France: Muslim Population Flexing its Muscles
April 16, 2004Like the U.K., France is one of the EU's biggest melting pots. The largest waves of immigrants in France originated from neighboring Italy, Portugal and Spain as well as its former colonies, including Morocco, Algeria and Tunisia. Like Britain, France shares a long history with Muslims and other cultures for which French has also been the mother tongue. It has also traditionally considered itself a country of immigration, and about 6.3 percent of the country's 58 million population are immigrants. In recent decades, the inward migration trend has shifted from its direct neighbors in Europe to those of Northern Africa and Turkey, significantly increasing France's Muslim population and making it easily the largest in Europe with 5 million. France has a tradition of welcoming immigrants, but the public also expects newcomers to assimilate into the customs and traditions of French society. Accordingly, France does not "recognize differences in culture or religion in the public sphere" as a recent Council of Europe report poignantly stated. The challenges that strategy poses became apparent in recent years with the painful national debate over the hijab, or Muslim headscarf. This September, headscarves, Jewish skullcaps, Sikh turbans and any other "overt religious symbols," including large Christian crosses, will be verboten in schools in the strictly secular nation. Foreigners in France face a number of discriminatory hurdles. Chief among them is their exclusion from almost 6 million jobs that non-EU immigrants are banned from holding, including civil service jobs (including the country's postal service and railways), management positions in the entertainment industry or French newspapers and magazines, many stock market-related jobs and an array of others.

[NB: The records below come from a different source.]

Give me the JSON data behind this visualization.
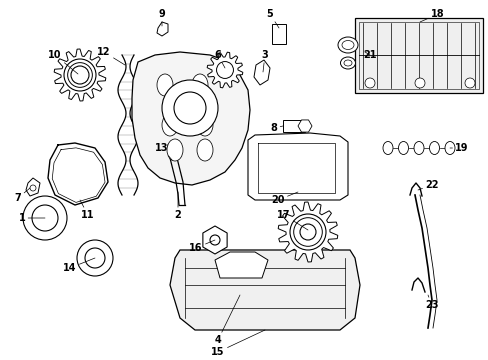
{
  "bg_color": "#ffffff",
  "fig_width": 4.89,
  "fig_height": 3.6,
  "dpi": 100
}
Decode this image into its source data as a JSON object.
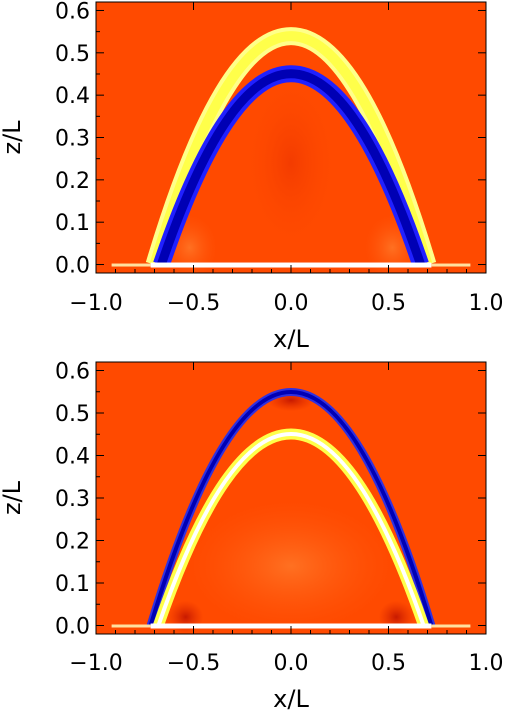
{
  "chart_data": [
    {
      "type": "heatmap",
      "title": "",
      "xlabel": "x/L",
      "ylabel": "z/L",
      "xlim": [
        -1.0,
        1.0
      ],
      "ylim": [
        -0.02,
        0.62
      ],
      "xticks": [
        "−1.0",
        "−0.5",
        "0.0",
        "0.5",
        "1.0"
      ],
      "yticks": [
        "0.0",
        "0.1",
        "0.2",
        "0.3",
        "0.4",
        "0.5",
        "0.6"
      ],
      "colormap": [
        "#0000b4",
        "#ff4a00",
        "#ffff4a",
        "#ffffff"
      ],
      "background_color": "#ff4a00",
      "features": [
        {
          "name": "outer-bright-band",
          "color": "#ffff4a",
          "apex_z": 0.56,
          "foot_x": 0.72
        },
        {
          "name": "inner-blue-band",
          "color": "#0000b4",
          "apex_z": 0.48,
          "foot_x": 0.68
        }
      ]
    },
    {
      "type": "heatmap",
      "title": "",
      "xlabel": "x/L",
      "ylabel": "z/L",
      "xlim": [
        -1.0,
        1.0
      ],
      "ylim": [
        -0.02,
        0.62
      ],
      "xticks": [
        "−1.0",
        "−0.5",
        "0.0",
        "0.5",
        "1.0"
      ],
      "yticks": [
        "0.0",
        "0.1",
        "0.2",
        "0.3",
        "0.4",
        "0.5",
        "0.6"
      ],
      "colormap": [
        "#0000b4",
        "#ff4a00",
        "#ffff4a",
        "#ffffff"
      ],
      "background_color": "#ff4a00",
      "features": [
        {
          "name": "outer-blue-band",
          "color": "#0000b4",
          "apex_z": 0.56,
          "foot_x": 0.72
        },
        {
          "name": "inner-bright-band",
          "color": "#ffff4a",
          "apex_z": 0.46,
          "foot_x": 0.68
        }
      ]
    }
  ]
}
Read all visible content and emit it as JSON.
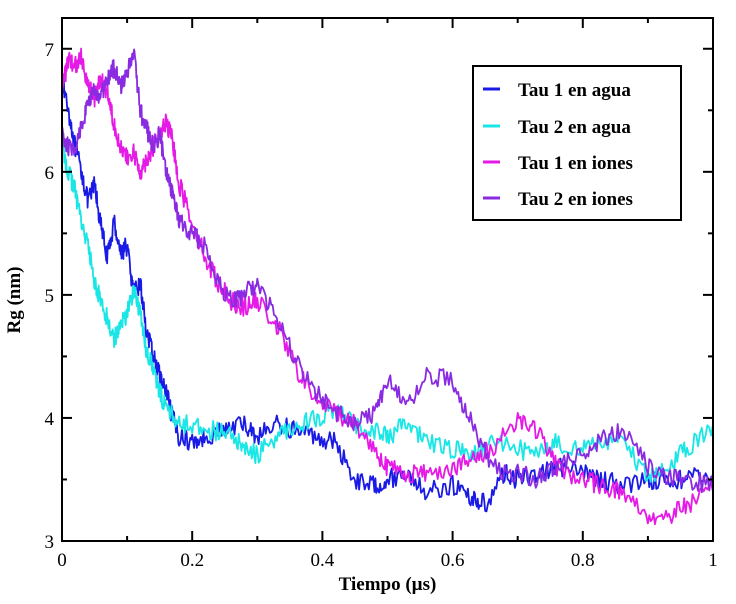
{
  "chart_data": {
    "type": "line",
    "title": "",
    "xlabel": "Tiempo (µs)",
    "ylabel": "Rg (nm)",
    "xlim": [
      0,
      1
    ],
    "ylim": [
      3,
      7.25
    ],
    "x_ticks": [
      0,
      0.2,
      0.4,
      0.6,
      0.8,
      1
    ],
    "x_tick_labels": [
      "0",
      "0.2",
      "0.4",
      "0.6",
      "0.8",
      "1"
    ],
    "y_ticks": [
      3,
      4,
      5,
      6,
      7
    ],
    "y_tick_labels": [
      "3",
      "4",
      "5",
      "6",
      "7"
    ],
    "legend_position": "top-right",
    "series": [
      {
        "name": "Tau 1 en agua",
        "color": "#1a1ae6",
        "x": [
          0,
          0.01,
          0.02,
          0.03,
          0.04,
          0.05,
          0.06,
          0.07,
          0.08,
          0.09,
          0.1,
          0.11,
          0.12,
          0.13,
          0.14,
          0.15,
          0.16,
          0.17,
          0.18,
          0.2,
          0.22,
          0.25,
          0.28,
          0.3,
          0.33,
          0.36,
          0.39,
          0.42,
          0.45,
          0.48,
          0.5,
          0.53,
          0.56,
          0.6,
          0.63,
          0.65,
          0.68,
          0.7,
          0.73,
          0.76,
          0.8,
          0.83,
          0.86,
          0.9,
          0.93,
          0.96,
          1.0
        ],
        "y": [
          6.75,
          6.5,
          6.2,
          6.0,
          5.75,
          5.9,
          5.55,
          5.3,
          5.6,
          5.35,
          5.4,
          5.0,
          5.1,
          4.7,
          4.5,
          4.35,
          4.2,
          4.0,
          3.85,
          3.8,
          3.85,
          3.9,
          3.95,
          3.85,
          3.95,
          3.9,
          3.85,
          3.8,
          3.5,
          3.45,
          3.5,
          3.55,
          3.4,
          3.45,
          3.35,
          3.3,
          3.55,
          3.5,
          3.55,
          3.6,
          3.55,
          3.5,
          3.45,
          3.5,
          3.5,
          3.5,
          3.55
        ]
      },
      {
        "name": "Tau 2 en agua",
        "color": "#1ae6e6",
        "x": [
          0,
          0.01,
          0.02,
          0.03,
          0.04,
          0.05,
          0.06,
          0.07,
          0.08,
          0.09,
          0.1,
          0.11,
          0.12,
          0.13,
          0.14,
          0.15,
          0.16,
          0.18,
          0.2,
          0.23,
          0.26,
          0.28,
          0.3,
          0.33,
          0.36,
          0.39,
          0.42,
          0.45,
          0.48,
          0.5,
          0.53,
          0.56,
          0.6,
          0.63,
          0.66,
          0.7,
          0.73,
          0.76,
          0.8,
          0.83,
          0.86,
          0.9,
          0.93,
          0.96,
          1.0
        ],
        "y": [
          6.2,
          6.0,
          5.85,
          5.6,
          5.4,
          5.1,
          4.95,
          4.8,
          4.65,
          4.75,
          4.85,
          5.05,
          4.85,
          4.55,
          4.4,
          4.2,
          4.1,
          3.95,
          3.95,
          3.9,
          3.85,
          3.75,
          3.7,
          3.85,
          3.95,
          4.0,
          4.05,
          3.95,
          3.9,
          3.85,
          3.95,
          3.8,
          3.75,
          3.7,
          3.8,
          3.75,
          3.7,
          3.8,
          3.75,
          3.8,
          3.85,
          3.5,
          3.6,
          3.75,
          3.95
        ]
      },
      {
        "name": "Tau 1 en iones",
        "color": "#e61ae6",
        "x": [
          0,
          0.01,
          0.02,
          0.03,
          0.04,
          0.05,
          0.06,
          0.07,
          0.08,
          0.09,
          0.1,
          0.11,
          0.12,
          0.13,
          0.14,
          0.15,
          0.16,
          0.17,
          0.18,
          0.2,
          0.22,
          0.24,
          0.26,
          0.28,
          0.3,
          0.33,
          0.36,
          0.39,
          0.42,
          0.45,
          0.48,
          0.5,
          0.53,
          0.56,
          0.6,
          0.63,
          0.66,
          0.7,
          0.73,
          0.76,
          0.8,
          0.83,
          0.86,
          0.9,
          0.93,
          0.96,
          1.0
        ],
        "y": [
          6.7,
          6.9,
          6.85,
          6.95,
          6.7,
          6.6,
          6.75,
          6.65,
          6.4,
          6.2,
          6.1,
          6.15,
          6.0,
          6.1,
          6.2,
          6.3,
          6.4,
          6.25,
          5.9,
          5.6,
          5.3,
          5.1,
          4.95,
          4.9,
          4.95,
          4.75,
          4.4,
          4.15,
          4.05,
          3.95,
          3.75,
          3.6,
          3.55,
          3.55,
          3.6,
          3.65,
          3.75,
          4.0,
          3.9,
          3.6,
          3.5,
          3.45,
          3.4,
          3.2,
          3.2,
          3.3,
          3.4
        ]
      },
      {
        "name": "Tau 2 en iones",
        "color": "#8a2be2",
        "x": [
          0,
          0.01,
          0.02,
          0.03,
          0.04,
          0.05,
          0.06,
          0.07,
          0.08,
          0.09,
          0.1,
          0.11,
          0.12,
          0.13,
          0.14,
          0.15,
          0.16,
          0.17,
          0.18,
          0.2,
          0.22,
          0.24,
          0.26,
          0.28,
          0.3,
          0.33,
          0.36,
          0.39,
          0.42,
          0.45,
          0.48,
          0.5,
          0.53,
          0.56,
          0.6,
          0.63,
          0.66,
          0.7,
          0.73,
          0.76,
          0.8,
          0.83,
          0.86,
          0.9,
          0.93,
          0.96,
          1.0
        ],
        "y": [
          6.3,
          6.2,
          6.15,
          6.4,
          6.55,
          6.65,
          6.6,
          6.75,
          6.85,
          6.7,
          6.8,
          7.0,
          6.5,
          6.35,
          6.2,
          6.3,
          6.0,
          5.8,
          5.6,
          5.5,
          5.4,
          5.1,
          4.95,
          5.0,
          5.1,
          4.8,
          4.45,
          4.2,
          4.05,
          3.95,
          4.05,
          4.3,
          4.1,
          4.35,
          4.3,
          3.95,
          3.6,
          3.55,
          3.5,
          3.6,
          3.7,
          3.85,
          3.9,
          3.6,
          3.5,
          3.5,
          3.45
        ]
      }
    ]
  }
}
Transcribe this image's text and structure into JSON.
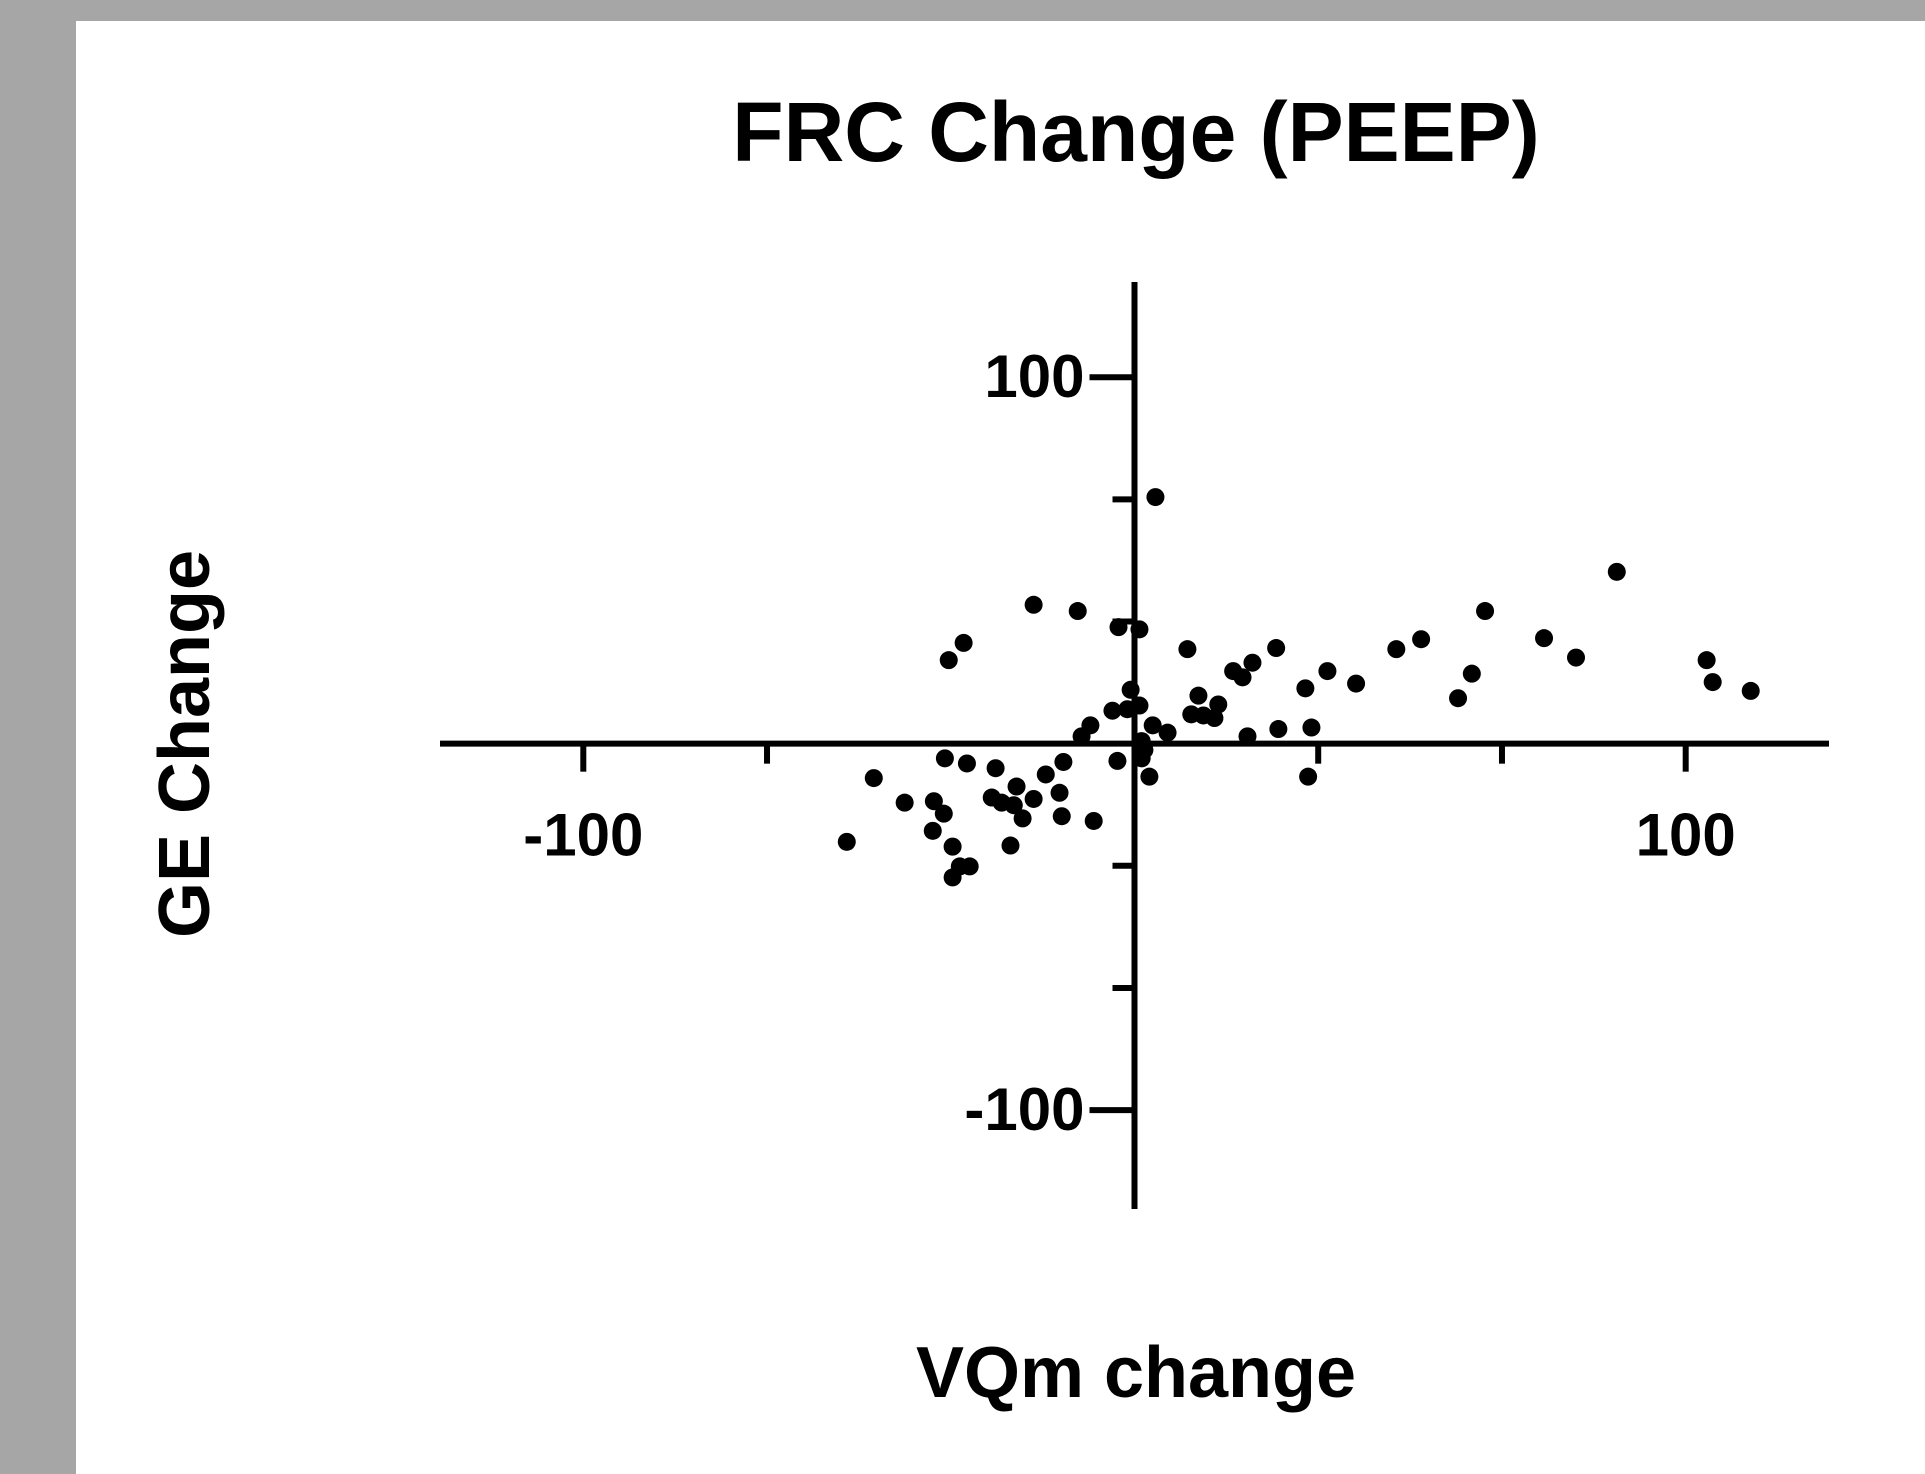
{
  "chart_data": {
    "type": "scatter",
    "title": "FRC Change (PEEP)",
    "x_label": "VQm change",
    "y_label": "GE Change",
    "xlim": [
      -126,
      126
    ],
    "ylim": [
      -127,
      126
    ],
    "xticks": [
      -100,
      100
    ],
    "yticks": [
      -100,
      100
    ],
    "xminor_ticks": [
      -66.67,
      33.33,
      66.67
    ],
    "yminor_ticks": [
      -66.67,
      -33.33,
      33.33,
      66.67
    ],
    "color": "#000000",
    "x": [
      3.8,
      87.5,
      -18.3,
      -10.3,
      63.6,
      52.0,
      74.3,
      47.5,
      -31.0,
      -33.7,
      -2.9,
      0.9,
      9.6,
      25.7,
      21.4,
      17.9,
      19.6,
      35.0,
      40.2,
      31.0,
      61.2,
      58.7,
      80.1,
      103.8,
      104.9,
      111.8,
      -0.7,
      0.9,
      -1.3,
      -4.0,
      11.6,
      15.2,
      10.3,
      12.5,
      14.5,
      3.3,
      6.0,
      26.1,
      32.1,
      20.5,
      -8.0,
      -9.6,
      1.3,
      1.8,
      1.3,
      2.7,
      -3.1,
      -12.9,
      -16.1,
      -13.6,
      -18.3,
      -13.2,
      -7.4,
      31.5,
      -34.4,
      -30.4,
      -25.2,
      -21.4,
      -25.9,
      -24.1,
      -21.9,
      -20.3,
      -47.3,
      -41.7,
      -36.4,
      -34.6,
      -36.6,
      -22.5,
      -33.0,
      -31.7,
      -29.9,
      -33.0,
      -52.2
    ],
    "y": [
      67.3,
      46.9,
      37.9,
      36.2,
      36.2,
      28.5,
      28.8,
      25.8,
      27.5,
      22.8,
      31.8,
      31.2,
      25.8,
      26.1,
      22.1,
      19.8,
      18.1,
      19.8,
      16.4,
      15.1,
      19.1,
      12.4,
      23.5,
      22.8,
      16.8,
      14.4,
      14.7,
      10.4,
      9.4,
      9.0,
      13.1,
      10.7,
      8.0,
      7.7,
      7.0,
      5.0,
      3.0,
      4.0,
      4.4,
      2.0,
      5.0,
      2.0,
      0.7,
      -1.7,
      -4.0,
      -9.0,
      -4.7,
      -5.0,
      -8.4,
      -13.4,
      -15.1,
      -19.8,
      -21.1,
      -9.0,
      -4.0,
      -5.4,
      -6.7,
      -11.7,
      -14.7,
      -16.1,
      -16.8,
      -20.4,
      -9.4,
      -16.1,
      -15.7,
      -19.1,
      -23.8,
      -27.8,
      -28.1,
      -33.5,
      -33.5,
      -36.5,
      -26.8
    ]
  }
}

On the other hand, immigrants can apply for naturalized citizenship after five years, and children born in France to immigrant parents may apply when they are 18 , provided they have lived there for at least five years. The country also launched a Green Card program in 1998 aimed at drawing highly qualified workers to fill vacant hi-tech jobs.
After the 9/11 attacks, the country's anti-discrimination hotline recorded an upsurge in xenophobic attitudes towards Muslims. And beginning in April 2002, a wave of vandalism and attacks were carried out at Muslim mosques and prayer places. Open Society researchers have cast some of the blame on the media for inciting "muslimaphobia." The media, it reported in 2002, aids the trend of associating "Islam with immigration, criminality, fanaticism and terrorism, thereby providing a justification for exclusion and religiously motivated discrimination."